Have you ever wanted something so badly that you were willing to make sacrifices in order to make it happen? Or perhaps you were like me who thought that what you wanted was too much for God and that you would be happy with anything/anyone really.
This describes my journey of finding love. It was filled with excitement, doubt, frustration, growth, and…awkwardness. There’s a movie called “He’s Just Not That Into You” that I wish came out while I was in high school. It could have saved me some awkwardness though then I wouldn’t have good stories to share.
I thought I knew what I wanted. Atleast I pretended that I knew what I wanted. That is until my attempts at getting a boyfriend came up empty. I wanted a boyfriend (perhaps because it seemed like everyone else around me had a significant other) and was willing to be flexible on who that boy was (Deep down I wanted to meet the one and I was hoping that every guy I dated was the one). Am I the only one who has ever done something like this? I dated guys but apparently I “liked” them more than they liked me. My best friend Ester reassured me that “when you meet the one, you’ll know.”
The problem was not the selection of boys out there, the issue was my view of the world was blurry. I was blurry on what was important to me, what I wanted in a partner, and what I call the “non-negotiables.” And so, I took the advice of my good friend Kristina who suggested that I write down who exactly this “dream” guy is…

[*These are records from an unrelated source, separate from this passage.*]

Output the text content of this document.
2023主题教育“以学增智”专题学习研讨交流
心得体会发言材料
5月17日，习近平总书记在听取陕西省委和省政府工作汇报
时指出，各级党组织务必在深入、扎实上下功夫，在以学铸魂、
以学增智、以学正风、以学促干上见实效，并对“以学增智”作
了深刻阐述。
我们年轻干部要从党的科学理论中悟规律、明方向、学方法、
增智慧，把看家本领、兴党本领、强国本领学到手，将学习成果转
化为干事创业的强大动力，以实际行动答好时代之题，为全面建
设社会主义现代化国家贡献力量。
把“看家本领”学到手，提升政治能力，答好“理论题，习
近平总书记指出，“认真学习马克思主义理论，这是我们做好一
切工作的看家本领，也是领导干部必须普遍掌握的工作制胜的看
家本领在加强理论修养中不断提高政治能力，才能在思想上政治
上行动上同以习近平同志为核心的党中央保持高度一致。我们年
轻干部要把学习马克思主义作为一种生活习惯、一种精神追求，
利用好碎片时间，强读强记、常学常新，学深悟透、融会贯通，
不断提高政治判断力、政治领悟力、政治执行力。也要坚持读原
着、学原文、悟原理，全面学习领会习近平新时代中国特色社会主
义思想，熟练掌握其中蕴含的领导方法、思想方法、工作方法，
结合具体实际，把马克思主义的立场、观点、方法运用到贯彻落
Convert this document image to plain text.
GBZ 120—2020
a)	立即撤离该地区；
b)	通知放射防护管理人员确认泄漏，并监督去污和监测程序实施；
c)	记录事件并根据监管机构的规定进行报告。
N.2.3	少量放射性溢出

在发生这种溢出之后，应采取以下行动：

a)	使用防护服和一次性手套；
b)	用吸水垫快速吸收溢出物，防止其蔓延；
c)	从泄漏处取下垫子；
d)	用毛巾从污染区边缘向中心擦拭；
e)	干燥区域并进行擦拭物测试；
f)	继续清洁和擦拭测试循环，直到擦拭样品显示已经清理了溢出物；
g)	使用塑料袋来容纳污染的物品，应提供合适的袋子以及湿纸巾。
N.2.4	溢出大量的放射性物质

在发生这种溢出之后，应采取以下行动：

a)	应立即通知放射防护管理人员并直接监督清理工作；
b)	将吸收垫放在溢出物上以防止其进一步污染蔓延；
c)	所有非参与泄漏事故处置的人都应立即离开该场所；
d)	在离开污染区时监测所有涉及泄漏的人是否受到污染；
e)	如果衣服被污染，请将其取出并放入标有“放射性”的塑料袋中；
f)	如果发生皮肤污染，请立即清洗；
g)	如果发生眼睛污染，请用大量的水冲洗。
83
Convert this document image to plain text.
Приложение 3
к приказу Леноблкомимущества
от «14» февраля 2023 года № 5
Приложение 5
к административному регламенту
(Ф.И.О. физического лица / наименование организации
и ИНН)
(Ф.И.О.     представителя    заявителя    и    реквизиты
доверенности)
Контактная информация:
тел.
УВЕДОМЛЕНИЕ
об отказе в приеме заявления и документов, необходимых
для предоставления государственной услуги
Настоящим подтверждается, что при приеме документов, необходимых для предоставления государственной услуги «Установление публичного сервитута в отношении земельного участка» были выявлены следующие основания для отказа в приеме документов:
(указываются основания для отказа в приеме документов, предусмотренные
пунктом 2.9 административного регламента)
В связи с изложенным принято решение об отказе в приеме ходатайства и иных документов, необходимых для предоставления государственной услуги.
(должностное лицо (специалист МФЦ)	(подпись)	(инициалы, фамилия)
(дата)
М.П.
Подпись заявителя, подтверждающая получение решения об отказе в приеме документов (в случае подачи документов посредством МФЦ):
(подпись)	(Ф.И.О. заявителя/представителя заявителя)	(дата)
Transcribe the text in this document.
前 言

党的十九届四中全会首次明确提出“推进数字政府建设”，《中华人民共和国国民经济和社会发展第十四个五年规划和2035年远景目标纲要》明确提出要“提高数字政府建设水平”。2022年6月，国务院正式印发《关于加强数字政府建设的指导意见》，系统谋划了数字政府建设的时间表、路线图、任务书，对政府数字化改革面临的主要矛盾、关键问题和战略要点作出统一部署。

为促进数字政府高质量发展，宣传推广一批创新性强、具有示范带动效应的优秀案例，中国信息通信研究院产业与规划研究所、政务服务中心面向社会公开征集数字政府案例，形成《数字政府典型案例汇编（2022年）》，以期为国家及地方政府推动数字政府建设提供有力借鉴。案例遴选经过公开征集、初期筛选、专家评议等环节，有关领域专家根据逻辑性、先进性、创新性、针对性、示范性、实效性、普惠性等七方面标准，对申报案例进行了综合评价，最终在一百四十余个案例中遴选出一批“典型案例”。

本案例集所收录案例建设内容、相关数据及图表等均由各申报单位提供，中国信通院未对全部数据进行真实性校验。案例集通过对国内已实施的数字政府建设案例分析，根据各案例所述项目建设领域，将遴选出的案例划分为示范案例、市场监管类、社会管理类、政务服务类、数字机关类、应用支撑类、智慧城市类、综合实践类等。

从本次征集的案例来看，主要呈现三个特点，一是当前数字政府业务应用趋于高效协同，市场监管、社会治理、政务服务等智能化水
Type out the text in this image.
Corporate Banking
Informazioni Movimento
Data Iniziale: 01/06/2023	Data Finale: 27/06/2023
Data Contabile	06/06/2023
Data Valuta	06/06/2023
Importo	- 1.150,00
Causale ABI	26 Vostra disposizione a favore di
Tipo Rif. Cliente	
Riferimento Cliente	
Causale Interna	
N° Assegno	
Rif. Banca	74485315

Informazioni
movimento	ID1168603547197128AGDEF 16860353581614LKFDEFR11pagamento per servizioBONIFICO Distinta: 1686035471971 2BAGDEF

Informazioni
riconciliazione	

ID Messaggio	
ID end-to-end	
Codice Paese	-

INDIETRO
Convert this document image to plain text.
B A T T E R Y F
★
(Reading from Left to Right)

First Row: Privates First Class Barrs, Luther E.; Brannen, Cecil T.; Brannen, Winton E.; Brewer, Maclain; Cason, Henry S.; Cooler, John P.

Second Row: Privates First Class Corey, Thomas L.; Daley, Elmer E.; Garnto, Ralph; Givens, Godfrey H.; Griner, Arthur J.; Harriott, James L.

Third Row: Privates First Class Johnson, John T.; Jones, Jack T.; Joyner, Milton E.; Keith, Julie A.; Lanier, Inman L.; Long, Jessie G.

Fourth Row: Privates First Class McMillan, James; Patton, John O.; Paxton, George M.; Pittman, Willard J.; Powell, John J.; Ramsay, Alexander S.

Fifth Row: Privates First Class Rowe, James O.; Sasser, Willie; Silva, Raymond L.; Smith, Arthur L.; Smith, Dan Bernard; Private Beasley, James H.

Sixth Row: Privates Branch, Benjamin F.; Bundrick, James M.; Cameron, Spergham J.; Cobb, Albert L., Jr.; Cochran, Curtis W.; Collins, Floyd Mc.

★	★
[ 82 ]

I opened up my journal and wrote line-by-line about “Mr Right. I had written something on every line of the page including the back! And then a couple of days later, I went back and added a couple more elements (apparently the previous description was not enough/complete). I remember reading it and thinking “boy, am I specific.” This was in 2008.
*For those of you curious folks, here is a photo of what I wrote….
I remember spending time with Mr. Right (at this point it was Mr. Right on paper) and wondering if this was going to work. Would life, would God really bring me someone that was every single feature I described? The first guy I dated post “Mr. Right” exercise, turned out not to be “Mr. Right.” The second guy I dated was not the one either. And then something happened.
In 2009, I attended one of my old roommate’s wedding. I was coming out of a relationship at that time (the guy I had been dating for a while became defensive when a friend referred to him as my boyfriend. “I am NOT her boyfriend”-his words exactly). I had heard about this guy named Drew for years but didn’t really know much about him other than my friend (who was in the wedding party with him) say that he was her date. We talked briefly at the wedding. His first words to me “can you watch my drink?” I thought nothing of it…that is until he contacted me a few days later. The next day to be exact. We exchanged messages and I remember thinking “this guy is really interesting.” Fast forward a couple of months and this guy turned out to be THE guy. And just like Ester said, “when you meet him, you’ll know.” I knew. In 2013, this guy became my husband.
I remember early in our relationship, I went back and read my “Mr Right.” And as I thought about Drew and read the list, I was in awe because Drew was everything on that list.
The crazy thing is, Drew and I had crossed paths three years earlier in 2006 at my friend Alison’s party (the girl whose wedding we re-met at). I was on my way out and he was on his way in. He wondered about me, I wondered about him but that was the end of it. Who would have known that “Mr Right” had been in my life for a while, I just didn’t know it. I often what other things God has shown me about my future.
To all you single folks out there, DO NOT GIVE UP and DO NOT SETTLE. Your soulmate is out there and when the timing is right, you will meet him/her. My invitation to you is the same invitation Kristina gave to me in 2008, get clear on who it is you are looking for. You may not know his/her name or exact height, etc. but give yourself the opportunity to figure out what is important to you (in terms of values, personality, lifestyle, etc.). After you write it out, spend time with your soulmate (on paper) regularly (whether you read it every morning or every night).
Dreams do come true. I’m living proof.
50 shades of awkward has now become 50 shades of awesome.